After a little bit of manual tweaking, I got all the entries into
https://sachachua.com/blog/ .

The ability to write short programs quickly and interactively has not
only saved me so much time, but it’s also made it possible for me to
even _think_ of doing some things. =) I could probably have written
the same snippets in Perl or Ruby, but being able to combine manual
editing and automated operations in the text editor made it just so
much faster. I really like being able to scan back and forth in
buffers easily in Emacs, instead of thinking in terms of
file streams as in other programming languages.

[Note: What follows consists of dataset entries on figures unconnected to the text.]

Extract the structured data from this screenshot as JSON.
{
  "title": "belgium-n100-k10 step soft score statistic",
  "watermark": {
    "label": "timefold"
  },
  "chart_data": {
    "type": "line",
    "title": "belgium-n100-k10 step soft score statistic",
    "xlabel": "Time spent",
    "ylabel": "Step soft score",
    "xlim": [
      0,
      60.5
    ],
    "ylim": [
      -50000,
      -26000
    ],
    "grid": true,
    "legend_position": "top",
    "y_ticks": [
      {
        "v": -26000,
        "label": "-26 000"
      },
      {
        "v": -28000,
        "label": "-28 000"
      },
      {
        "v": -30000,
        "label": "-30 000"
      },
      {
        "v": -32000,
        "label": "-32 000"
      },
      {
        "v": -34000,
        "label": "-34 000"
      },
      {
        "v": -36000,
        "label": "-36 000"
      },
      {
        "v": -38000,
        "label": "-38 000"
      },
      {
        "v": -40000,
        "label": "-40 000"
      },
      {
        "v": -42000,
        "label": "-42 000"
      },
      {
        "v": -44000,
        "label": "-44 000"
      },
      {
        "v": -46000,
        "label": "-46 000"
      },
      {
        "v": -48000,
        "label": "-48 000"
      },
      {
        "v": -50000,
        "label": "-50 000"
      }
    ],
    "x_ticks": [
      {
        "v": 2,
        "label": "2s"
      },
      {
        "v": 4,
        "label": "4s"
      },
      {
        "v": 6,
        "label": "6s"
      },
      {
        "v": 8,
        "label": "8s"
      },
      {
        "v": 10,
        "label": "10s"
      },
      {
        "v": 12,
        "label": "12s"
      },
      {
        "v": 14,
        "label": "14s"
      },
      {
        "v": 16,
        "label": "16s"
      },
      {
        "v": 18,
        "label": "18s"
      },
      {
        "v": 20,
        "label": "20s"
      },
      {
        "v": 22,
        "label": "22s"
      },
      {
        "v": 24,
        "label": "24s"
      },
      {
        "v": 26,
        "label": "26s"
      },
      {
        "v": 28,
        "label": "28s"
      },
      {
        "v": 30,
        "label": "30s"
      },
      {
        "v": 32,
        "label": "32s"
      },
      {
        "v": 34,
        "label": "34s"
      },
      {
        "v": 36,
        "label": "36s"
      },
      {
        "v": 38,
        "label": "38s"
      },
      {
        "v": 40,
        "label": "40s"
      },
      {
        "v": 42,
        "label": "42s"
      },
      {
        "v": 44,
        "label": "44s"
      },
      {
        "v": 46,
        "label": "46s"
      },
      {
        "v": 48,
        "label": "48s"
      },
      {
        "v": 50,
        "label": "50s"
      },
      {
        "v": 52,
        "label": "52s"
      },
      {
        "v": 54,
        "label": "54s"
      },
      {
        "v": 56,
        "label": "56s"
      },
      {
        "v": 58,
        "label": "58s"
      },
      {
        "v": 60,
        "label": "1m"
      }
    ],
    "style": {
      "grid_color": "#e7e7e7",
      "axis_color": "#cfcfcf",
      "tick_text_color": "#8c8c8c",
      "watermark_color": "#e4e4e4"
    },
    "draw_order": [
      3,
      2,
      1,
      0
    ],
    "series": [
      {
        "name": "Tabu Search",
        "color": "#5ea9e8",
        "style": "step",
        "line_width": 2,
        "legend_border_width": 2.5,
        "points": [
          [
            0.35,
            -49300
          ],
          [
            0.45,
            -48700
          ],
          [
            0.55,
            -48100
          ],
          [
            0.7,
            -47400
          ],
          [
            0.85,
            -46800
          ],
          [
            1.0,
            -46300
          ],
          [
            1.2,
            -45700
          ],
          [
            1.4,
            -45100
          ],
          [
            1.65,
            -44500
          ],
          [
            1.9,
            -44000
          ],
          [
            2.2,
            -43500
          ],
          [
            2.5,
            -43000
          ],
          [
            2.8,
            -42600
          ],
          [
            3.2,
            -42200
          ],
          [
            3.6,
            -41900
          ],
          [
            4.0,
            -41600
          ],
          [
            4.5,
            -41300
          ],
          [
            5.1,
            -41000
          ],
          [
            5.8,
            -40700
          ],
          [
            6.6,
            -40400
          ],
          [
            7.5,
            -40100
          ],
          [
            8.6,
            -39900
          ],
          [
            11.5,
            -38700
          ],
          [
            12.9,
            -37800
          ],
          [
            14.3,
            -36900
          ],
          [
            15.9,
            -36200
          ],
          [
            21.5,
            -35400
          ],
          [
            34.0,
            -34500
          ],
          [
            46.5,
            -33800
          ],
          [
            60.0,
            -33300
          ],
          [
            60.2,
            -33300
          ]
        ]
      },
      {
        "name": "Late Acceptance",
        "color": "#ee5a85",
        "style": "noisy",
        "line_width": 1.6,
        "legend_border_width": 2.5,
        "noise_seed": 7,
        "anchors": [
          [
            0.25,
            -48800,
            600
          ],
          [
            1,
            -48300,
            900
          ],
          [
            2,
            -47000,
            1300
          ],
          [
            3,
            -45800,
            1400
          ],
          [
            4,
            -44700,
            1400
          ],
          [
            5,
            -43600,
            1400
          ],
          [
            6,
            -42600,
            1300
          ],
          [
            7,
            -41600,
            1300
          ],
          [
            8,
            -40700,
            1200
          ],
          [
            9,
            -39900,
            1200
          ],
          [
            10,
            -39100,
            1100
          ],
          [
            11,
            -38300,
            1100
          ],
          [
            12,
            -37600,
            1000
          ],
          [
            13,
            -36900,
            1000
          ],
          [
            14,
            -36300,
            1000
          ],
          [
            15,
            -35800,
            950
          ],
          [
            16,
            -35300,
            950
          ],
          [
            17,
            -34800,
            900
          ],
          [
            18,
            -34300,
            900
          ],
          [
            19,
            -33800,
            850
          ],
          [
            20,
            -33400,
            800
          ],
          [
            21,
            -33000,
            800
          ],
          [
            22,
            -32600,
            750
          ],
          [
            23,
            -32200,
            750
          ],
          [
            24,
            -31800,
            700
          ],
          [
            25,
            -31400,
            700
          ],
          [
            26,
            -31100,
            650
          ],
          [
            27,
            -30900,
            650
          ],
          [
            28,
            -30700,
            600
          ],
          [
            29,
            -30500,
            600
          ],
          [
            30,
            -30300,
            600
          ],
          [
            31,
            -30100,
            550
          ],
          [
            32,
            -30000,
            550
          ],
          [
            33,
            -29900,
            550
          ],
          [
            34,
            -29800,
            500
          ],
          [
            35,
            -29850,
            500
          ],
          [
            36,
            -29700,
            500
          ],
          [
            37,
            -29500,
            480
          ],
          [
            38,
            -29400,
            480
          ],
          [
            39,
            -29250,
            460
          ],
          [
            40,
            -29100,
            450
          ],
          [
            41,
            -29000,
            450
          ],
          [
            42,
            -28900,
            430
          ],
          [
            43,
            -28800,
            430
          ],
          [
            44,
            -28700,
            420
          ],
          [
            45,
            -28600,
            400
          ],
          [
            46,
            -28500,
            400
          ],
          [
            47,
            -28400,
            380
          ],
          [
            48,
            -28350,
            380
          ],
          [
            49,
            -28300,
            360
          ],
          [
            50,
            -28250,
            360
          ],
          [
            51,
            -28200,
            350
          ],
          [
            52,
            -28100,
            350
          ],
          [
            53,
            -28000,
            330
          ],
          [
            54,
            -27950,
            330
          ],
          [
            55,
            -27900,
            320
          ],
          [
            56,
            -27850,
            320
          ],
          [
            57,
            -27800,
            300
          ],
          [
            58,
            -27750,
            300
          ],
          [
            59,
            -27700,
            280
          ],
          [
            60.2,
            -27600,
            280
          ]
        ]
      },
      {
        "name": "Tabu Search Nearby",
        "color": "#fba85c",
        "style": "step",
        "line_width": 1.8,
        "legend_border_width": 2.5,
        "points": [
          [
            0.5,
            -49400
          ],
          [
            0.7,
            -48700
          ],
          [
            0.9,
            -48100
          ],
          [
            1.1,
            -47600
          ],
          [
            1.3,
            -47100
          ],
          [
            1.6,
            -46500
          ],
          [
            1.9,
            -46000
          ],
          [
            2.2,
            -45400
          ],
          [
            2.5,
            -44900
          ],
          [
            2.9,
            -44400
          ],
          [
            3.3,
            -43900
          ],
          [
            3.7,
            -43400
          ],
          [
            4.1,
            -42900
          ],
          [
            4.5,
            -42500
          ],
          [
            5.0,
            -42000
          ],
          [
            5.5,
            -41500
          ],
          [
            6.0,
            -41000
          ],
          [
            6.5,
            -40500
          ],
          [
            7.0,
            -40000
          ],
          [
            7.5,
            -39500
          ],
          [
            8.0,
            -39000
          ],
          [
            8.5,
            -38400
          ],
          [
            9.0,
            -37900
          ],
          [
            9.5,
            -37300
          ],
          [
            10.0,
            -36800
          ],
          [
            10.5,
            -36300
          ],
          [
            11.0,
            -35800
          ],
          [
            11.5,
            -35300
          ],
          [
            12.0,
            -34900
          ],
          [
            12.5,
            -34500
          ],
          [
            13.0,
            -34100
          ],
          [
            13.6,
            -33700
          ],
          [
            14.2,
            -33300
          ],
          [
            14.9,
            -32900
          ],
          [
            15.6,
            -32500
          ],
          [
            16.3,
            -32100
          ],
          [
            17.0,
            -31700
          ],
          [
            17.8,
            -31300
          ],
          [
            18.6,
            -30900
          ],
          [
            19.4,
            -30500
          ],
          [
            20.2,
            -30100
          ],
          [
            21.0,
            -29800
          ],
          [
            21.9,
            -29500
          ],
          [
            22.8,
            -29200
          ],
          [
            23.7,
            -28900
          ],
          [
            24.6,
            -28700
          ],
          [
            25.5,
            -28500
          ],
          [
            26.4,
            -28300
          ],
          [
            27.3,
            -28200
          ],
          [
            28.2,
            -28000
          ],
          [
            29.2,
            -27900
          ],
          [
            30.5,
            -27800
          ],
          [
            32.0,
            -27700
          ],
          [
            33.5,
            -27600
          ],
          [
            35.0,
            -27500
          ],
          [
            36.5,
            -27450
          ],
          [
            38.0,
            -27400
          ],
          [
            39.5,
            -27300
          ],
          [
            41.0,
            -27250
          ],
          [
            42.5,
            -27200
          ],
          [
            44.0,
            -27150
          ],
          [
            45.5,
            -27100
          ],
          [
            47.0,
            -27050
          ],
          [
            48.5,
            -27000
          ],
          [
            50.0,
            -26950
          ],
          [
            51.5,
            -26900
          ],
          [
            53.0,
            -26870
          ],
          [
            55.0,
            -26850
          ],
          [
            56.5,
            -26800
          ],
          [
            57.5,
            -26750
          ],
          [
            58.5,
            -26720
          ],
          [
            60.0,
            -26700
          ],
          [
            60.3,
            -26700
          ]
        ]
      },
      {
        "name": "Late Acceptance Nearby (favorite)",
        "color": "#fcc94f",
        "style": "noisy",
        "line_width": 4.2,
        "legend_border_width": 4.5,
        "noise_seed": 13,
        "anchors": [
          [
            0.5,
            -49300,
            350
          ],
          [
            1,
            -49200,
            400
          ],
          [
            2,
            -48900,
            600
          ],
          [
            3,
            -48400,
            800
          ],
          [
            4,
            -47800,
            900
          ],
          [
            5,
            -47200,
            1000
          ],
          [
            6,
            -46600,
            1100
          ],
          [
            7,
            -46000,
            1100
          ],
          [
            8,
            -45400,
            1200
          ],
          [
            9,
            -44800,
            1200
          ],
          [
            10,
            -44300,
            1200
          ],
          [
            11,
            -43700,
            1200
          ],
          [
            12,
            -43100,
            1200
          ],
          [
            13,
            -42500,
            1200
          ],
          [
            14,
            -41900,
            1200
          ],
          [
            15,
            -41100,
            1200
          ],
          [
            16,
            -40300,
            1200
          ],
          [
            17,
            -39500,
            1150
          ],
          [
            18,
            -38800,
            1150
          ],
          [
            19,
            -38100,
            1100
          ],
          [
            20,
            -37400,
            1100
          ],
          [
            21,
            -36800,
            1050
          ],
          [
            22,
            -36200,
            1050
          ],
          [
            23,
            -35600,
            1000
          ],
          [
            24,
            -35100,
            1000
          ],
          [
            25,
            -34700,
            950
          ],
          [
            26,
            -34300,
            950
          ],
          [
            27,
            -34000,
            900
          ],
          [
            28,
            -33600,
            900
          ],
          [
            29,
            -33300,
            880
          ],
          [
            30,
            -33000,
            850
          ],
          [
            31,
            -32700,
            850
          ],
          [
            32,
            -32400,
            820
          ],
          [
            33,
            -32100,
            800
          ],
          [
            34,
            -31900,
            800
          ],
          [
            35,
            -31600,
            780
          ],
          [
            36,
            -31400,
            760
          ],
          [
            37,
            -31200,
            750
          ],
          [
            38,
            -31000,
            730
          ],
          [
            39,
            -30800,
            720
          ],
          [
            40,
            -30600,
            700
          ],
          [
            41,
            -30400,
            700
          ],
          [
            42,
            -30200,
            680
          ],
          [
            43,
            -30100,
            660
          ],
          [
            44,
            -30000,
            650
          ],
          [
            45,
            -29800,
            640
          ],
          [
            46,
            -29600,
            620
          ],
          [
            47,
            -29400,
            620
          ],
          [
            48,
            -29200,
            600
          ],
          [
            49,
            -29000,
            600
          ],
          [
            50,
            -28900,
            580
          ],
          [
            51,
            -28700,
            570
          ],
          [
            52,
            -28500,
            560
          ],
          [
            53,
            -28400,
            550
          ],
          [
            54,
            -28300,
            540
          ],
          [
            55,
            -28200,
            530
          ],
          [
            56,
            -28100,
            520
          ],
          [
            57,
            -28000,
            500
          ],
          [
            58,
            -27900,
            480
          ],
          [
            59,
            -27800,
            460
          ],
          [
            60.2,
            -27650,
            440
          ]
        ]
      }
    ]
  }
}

If you work with lots of text, I definitely recommend learning Emacs
Lisp, or whatever language your editor can be programmed in. I started
by reading other people’s source code and the Emacs Lisp Intro and
Emacs Lisp info files. I reread them countless times, picking up a
little more each time I went through. Now Emacs Lisp is one of the
first things I turn to whenever I want to save time doing something
complex and repetitive on the computer, such as adding everyone’s
pictures to a wiki page. (That’s a story for next time!)

Emacs is awesome stuff. More than 20 years old, it’s the most advanced
program I’ve ever used. What makes it special? It’s _definitely_
optimized for the power user, and it provides so many reasons to
become one.

Random Emacs symbol: gnus-summary-goto-last-article – Command: Go to the previously read article.